The Sea Queen
Hartsuyker’s re-imagining of the founding of Norway in the 9th century captures all the glory of its source material, the 13th-century saga, Heimskringla, but also adds a rich, Shakespearean approach to characters and politics. The first volume of this trilogy, The Half-Drowned King, introduced her fascinating characters: idealistic warrior Ragnvald; his sister, the brave adventuress Svanhild; and her lover, the brooding, Loki-like pirate Solvi. These fictional characters humanize the historical center of the novels, King Harald Fairhair, whose prowess and charisma forged a nation out of chaotic tribal alliances and feuds.
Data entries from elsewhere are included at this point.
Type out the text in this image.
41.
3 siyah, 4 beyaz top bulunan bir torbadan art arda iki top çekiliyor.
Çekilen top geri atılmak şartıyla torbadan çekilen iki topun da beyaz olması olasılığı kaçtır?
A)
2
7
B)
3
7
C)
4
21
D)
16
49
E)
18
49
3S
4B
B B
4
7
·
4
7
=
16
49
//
The Sea Queen is less focused on the characters’ inner lives and more on the complex web of incidents that tests their loyalties and shapes their destinies, but all three main characters, Svanhild particularly, are so beautifully realized in their intelligence and emotional development that the descriptions of sea voyages, battles, and mead hall law-wrangling mesh seamlessly with the more personal stories. Svanhild, who had abandoned her home and brother to join Solvi in his travels, finds herself at the beginning of this volume longing for a home of her own, as Ragnvald struggles to balance his loyalty to Harald with his responsibilities as father and a king. The treachery and greed of Harald’s enemies set the three on a collision course that will culminate in an epic battle not only for Norway’s future, but for Svanhild’s desire to be warrior, mother, and queen all in one. To do so, however, will cost her most cherished loves, including Solvi, whose fierce independence is incompatible with Harald and Ragnvald’s dream of a nation of law rather than war.
This compelling story is enhanced by a wealth of detail about the daily lives of Norse men and women, whose ambition and entrepreneurship sent them all over the known world centuries before the rest of Europe began its age of exploration. This is historical fiction at its best and shouldn’t be missed.